El programa de la Escuela Donald E. Long/Jóvenes Encarcelados supervisa la educación de todos los jóvenes del hogar Donald E. Long, incluyendo a aquellos que participan en el programa de Evaluación y Valoración (E&E). El programa E&E es un programa residencial voluntario de corta duración diseñado para brindar estructura, estabilización y preparación para el tratamiento. Juntos, el personal del Distrito de Servicios Educativos de Multnomah (MESD) y el DCJ idean continuamente maneras creativas para mantener a los jóvenes comprometidos, educados y en camino hacia un cambio positivo. El aprendizaje-servicio está incorporado en el currículo y otorga a los estudiantes créditos en artes aplicadas.
Scott Ryan, subdirector, quería usar el aprendizaje-servicio para involucrar a los estudiantes en la retribución a la comunidad. Solicitó la ayuda de su maestra de educación especial, Patty Coble, y juntos idearon un proyecto en el que los estudiantes del programa de A&E tejieron gorros y bufandas para los estudiantes del programa de Educación Migrante del MESD . El programa busca garantizar que los niños migrantes que se mudan entre estados no se vean perjudicados por disparidades en el currículo, la graduación, el contenido y los estándares de rendimiento. Cada año, los empleados del MESD donan alimentos específicos a los más de 500 estudiantes del programa de Educación Migrante del MESD y sus familias. Sin embargo, los artículos tejidos satisfacen una necesidad que no cubre el SNAP ni otros programas de la red de seguridad social.
A Dennis Moore y Rosa García, gerentes del programa de Urgencias, les gustó la idea y dejaron que el personal se encargara de ella. "Nuestro trabajo era simplemente no interferir", dijo Dennis. "Este proyecto fue impulsado por las personas que trabajan con los niños a diario y por la creatividad de todos los involucrados".
Todos, niños y niñas, participaron. Se ofreció una tarea de escritura alternativa, pero todos los estudiantes finalmente eligieron tejer. Patty comenzó a ofrecer tiempo para tejer a cambio de completar las tareas de matemáticas. Por primera vez, todos los estudiantes completaron sus tareas de matemáticas y les quedó tiempo libre para tejer. "Fue una experiencia maravillosa", dice Tracy Brown, asistente educativa del programa. "Fue una gran sensación de logro para estos chicos empezar algo, poder terminarlo y recibir ayuda cuando la necesitaban".
En total, los estudiantes tejieron más de 130 prendas para el programa de Educación Migrante.

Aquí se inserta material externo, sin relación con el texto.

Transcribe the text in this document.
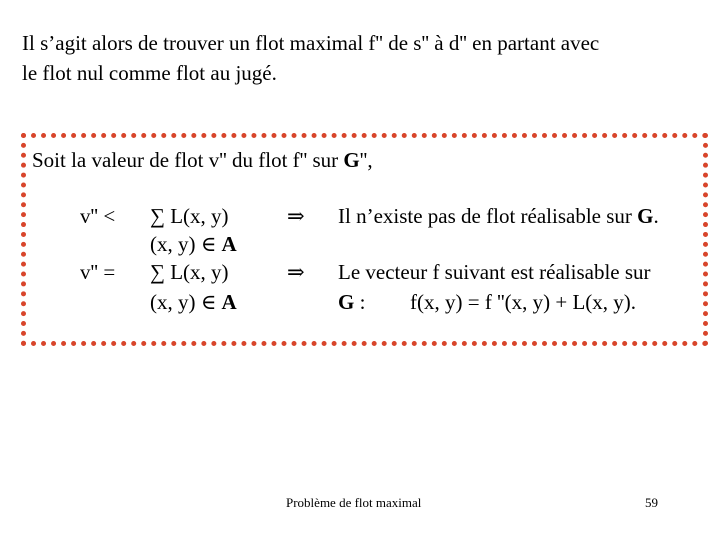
Il s’agit alors de trouver un flot maximal f'' de s'' à d'' en partant avec
le flot nul comme flot au jugé.
Soit la valeur de flot v'' du flot f'' sur G'',
v'' < ∑ L(x, y)
(x, y) ∈ A
⇒ Il n’existe pas de flot réalisable sur G.
v'' = ∑ L(x, y)
(x, y) ∈ A
⇒ Le vecteur f suivant est réalisable sur
G : f(x, y) = f ''(x, y) + L(x, y).
Problème de flot maximal	59
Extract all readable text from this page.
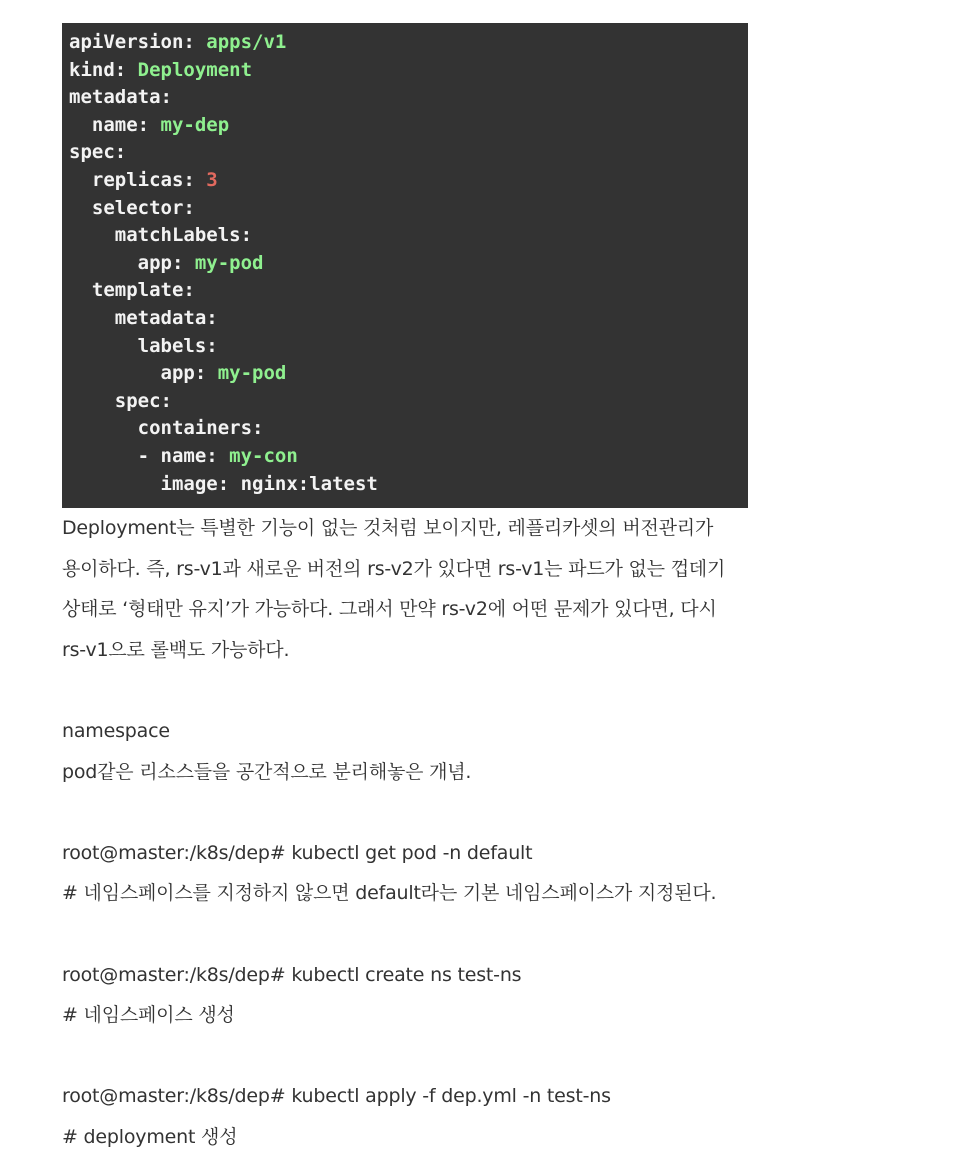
apiVersion: apps/v1
kind: Deployment
metadata:
name: my-dep
spec:
replicas: 3
selector:
matchLabels:
app: my-pod
template:
metadata:
labels:
app: my-pod
spec:
containers:
- name: my-con
image: nginx:latest

Deployment는 특별한 기능이 없는 것처럼 보이지만, 레플리카셋의 버전관리가
용이하다. 즉, rs-v1과 새로운 버전의 rs-v2가 있다면 rs-v1는 파드가 없는 껍데기
상태로 ‘형태만 유지’가 가능하다. 그래서 만약 rs-v2에 어떤 문제가 있다면, 다시
rs-v1으로 롤백도 가능하다.

namespace

pod같은 리소스들을 공간적으로 분리해놓은 개념.

root@master:/k8s/dep# kubectl get pod -n default

# 네임스페이스를 지정하지 않으면 default라는 기본 네임스페이스가 지정된다.

root@master:/k8s/dep# kubectl create ns test-ns

# 네임스페이스 생성

root@master:/k8s/dep# kubectl apply -f dep.yml -n test-ns

# deployment 생성
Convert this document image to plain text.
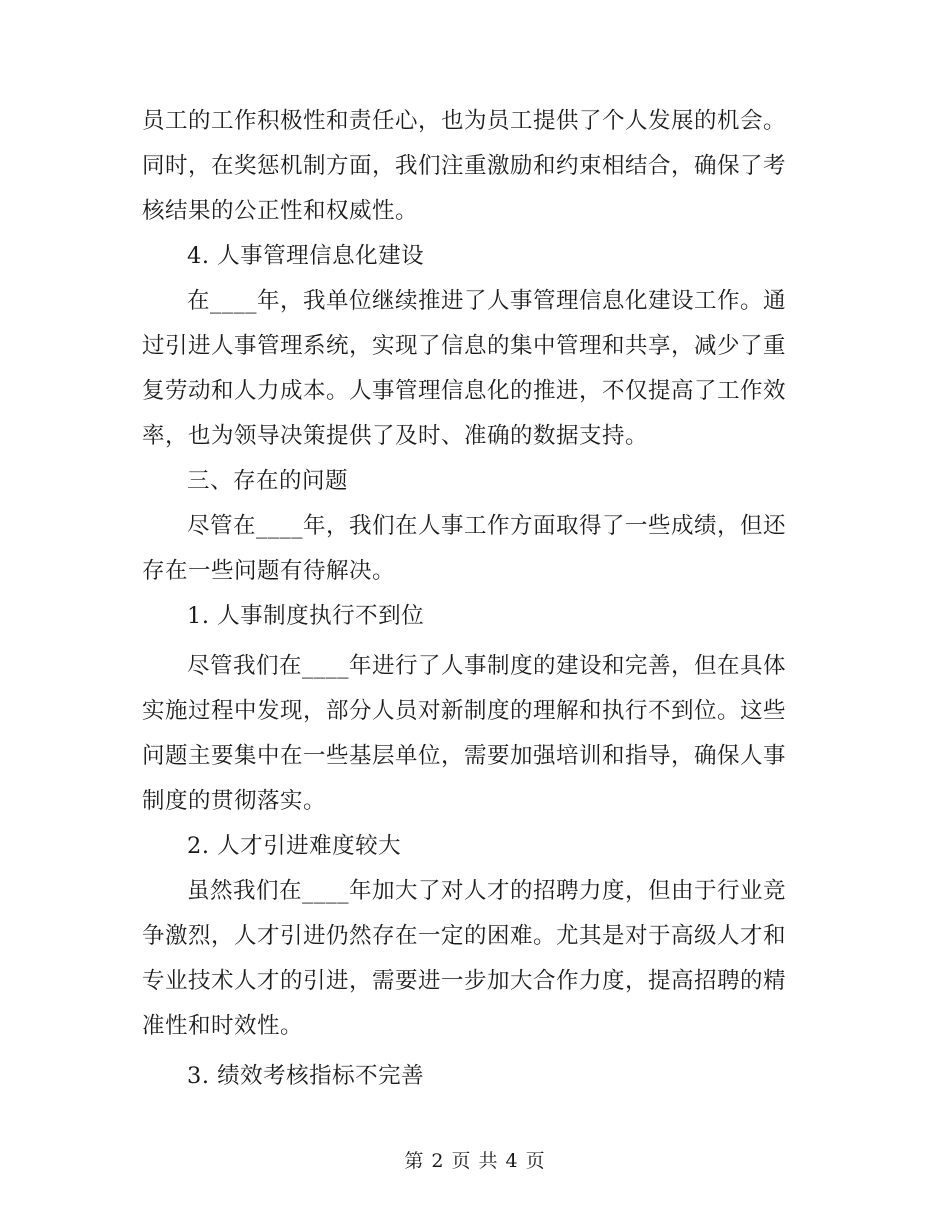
员工的工作积极性和责任心，也为员工提供了个人发展的机会。
同时，在奖惩机制方面，我们注重激励和约束相结合，确保了考
核结果的公正性和权威性。
4. 人事管理信息化建设
在____年，我单位继续推进了人事管理信息化建设工作。通
过引进人事管理系统，实现了信息的集中管理和共享，减少了重
复劳动和人力成本。人事管理信息化的推进，不仅提高了工作效
率，也为领导决策提供了及时、准确的数据支持。
三、存在的问题
尽管在____年，我们在人事工作方面取得了一些成绩，但还
存在一些问题有待解决。
1. 人事制度执行不到位
尽管我们在____年进行了人事制度的建设和完善，但在具体
实施过程中发现，部分人员对新制度的理解和执行不到位。这些
问题主要集中在一些基层单位，需要加强培训和指导，确保人事
制度的贯彻落实。
2. 人才引进难度较大
虽然我们在____年加大了对人才的招聘力度，但由于行业竞
争激烈，人才引进仍然存在一定的困难。尤其是对于高级人才和
专业技术人才的引进，需要进一步加大合作力度，提高招聘的精
准性和时效性。
3. 绩效考核指标不完善
第 2 页 共 4 页
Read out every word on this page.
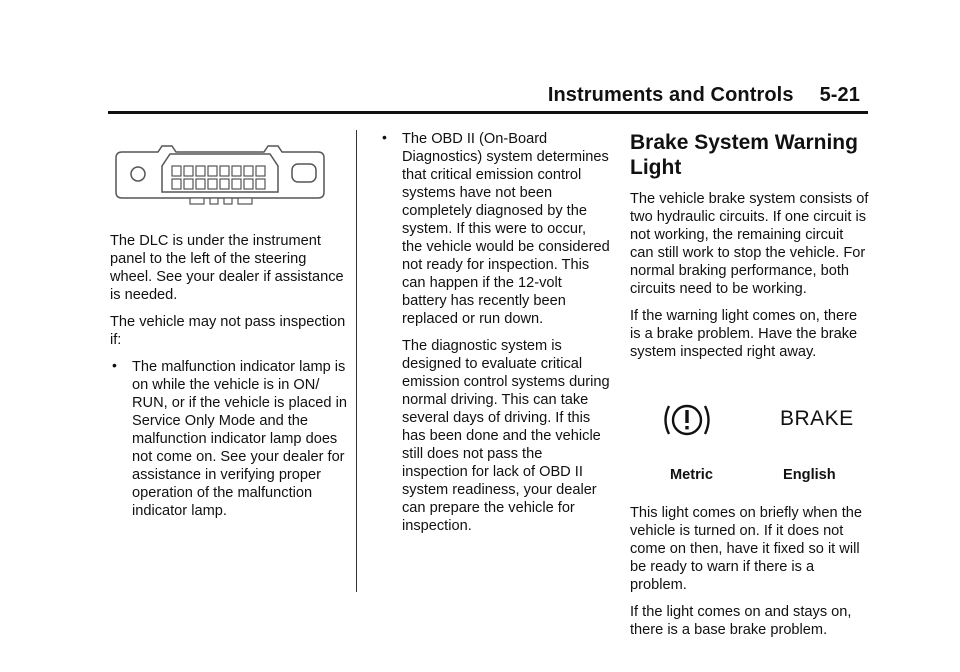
Instruments and Controls 5-21

The DLC is under the instrument panel to the left of the steering wheel. See your dealer if assistance is needed.

The vehicle may not pass inspection if:

• The malfunction indicator lamp is on while the vehicle is in ON/ RUN, or if the vehicle is placed in Service Only Mode and the malfunction indicator lamp does not come on. See your dealer for assistance in verifying proper operation of the malfunction indicator lamp.
• The OBD II (On-Board Diagnostics) system determines that critical emission control systems have not been completely diagnosed by the system. If this were to occur, the vehicle would be considered not ready for inspection. This can happen if the 12-volt battery has recently been replaced or run down.

The diagnostic system is designed to evaluate critical emission control systems during normal driving. This can take several days of driving. If this has been done and the vehicle still does not pass the inspection for lack of OBD II system readiness, your dealer can prepare the vehicle for inspection.

Brake System Warning Light

The vehicle brake system consists of two hydraulic circuits. If one circuit is not working, the remaining circuit can still work to stop the vehicle. For normal braking performance, both circuits need to be working.

If the warning light comes on, there is a brake problem. Have the brake system inspected right away.

BRAKE
Metric	English

This light comes on briefly when the vehicle is turned on. If it does not come on then, have it fixed so it will be ready to warn if there is a problem.

If the light comes on and stays on, there is a base brake problem.
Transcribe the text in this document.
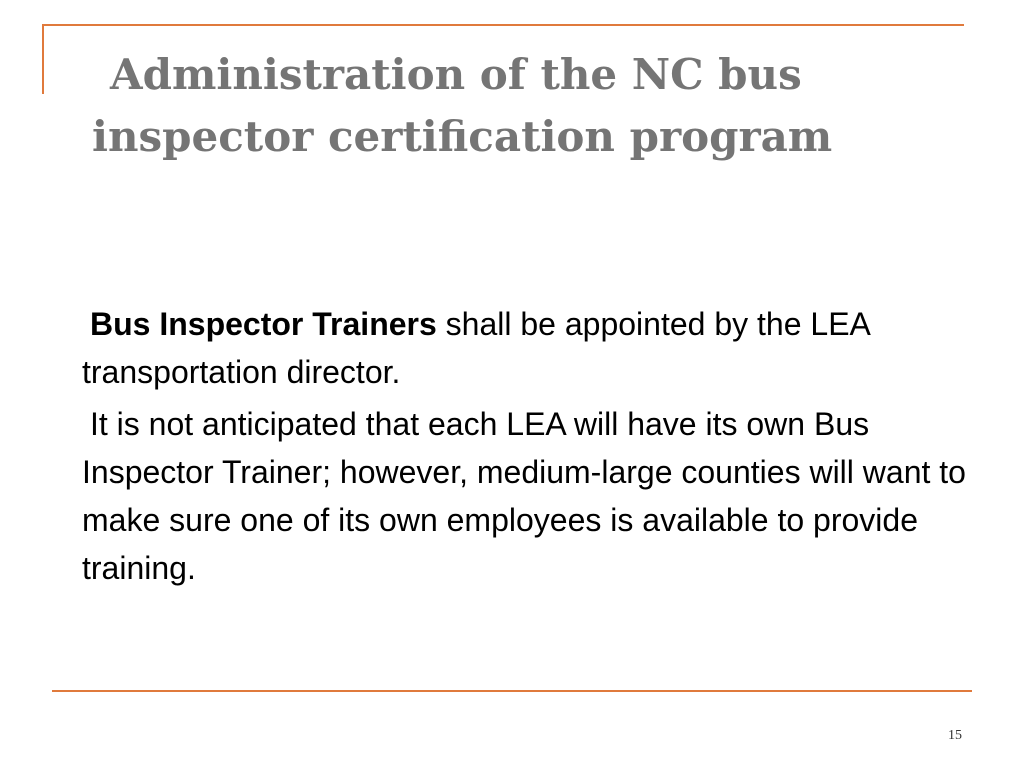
Administration of the NC bus
inspector certification program

Bus Inspector Trainers shall be appointed by the LEA transportation director.

It is not anticipated that each LEA will have its own Bus Inspector Trainer; however, medium-large counties will want to make sure one of its own employees is available to provide training.

15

Esto equivale a aproximadamente ocho prendas de cada joven en poco menos de dos semanas. Los estudiantes diseñaron y crearon meticulosamente prendas que creían que los destinatarios disfrutarían, lo que generó una mayor demanda de colores y tipos de lana específicos. Debido a la falta de presupuesto para este proyecto, todos tuvieron que colaborar para ser creativos. Los profesores animaron a los estudiantes a pensar dónde podían adquirir más materiales, lo que propició la participación comunitaria al contactar a empresas como Goodwill y Deseret Industries.
Al finalizar el proyecto de aprendizaje-servicio, continuaron tejiendo. Los estudiantes confeccionaron gorros y bufandas para ellos mismos, su familia y sus amigos. Comenzaron a diseñar y confeccionar calentadores de piernas y manos. La actividad se extendió a su tiempo libre y fue tema de conversación durante todo el día.
“Ahora cuentan con una habilidad y un marco de referencia para aplicarla en la práctica”, dice Scott. Tejer fomenta el pensamiento creativo y desarrolla la capacidad de resolver problemas. Requiere álgebra, geometría y habilidades artísticas, y ofrece una aplicación práctica de lo que los jóvenes aprenden en otras áreas escolares.
De cara al futuro, Scott planea expandir el programa a otras sedes del MESD. Ve potencial para un mayor impacto tanto en la comunidad como en los estudiantes. Al involucrar a la comunidad y compartir el origen de estos elementos, se pueden superar barreras y desarrollar una mayor comprensión de quiénes son estos niños. "Al fin y al cabo, son solo adolescentes", dice Dennis. "Tienen circunstancias de vida o [falta] de habilidades de afrontamiento que los desafían, pero son solo niños".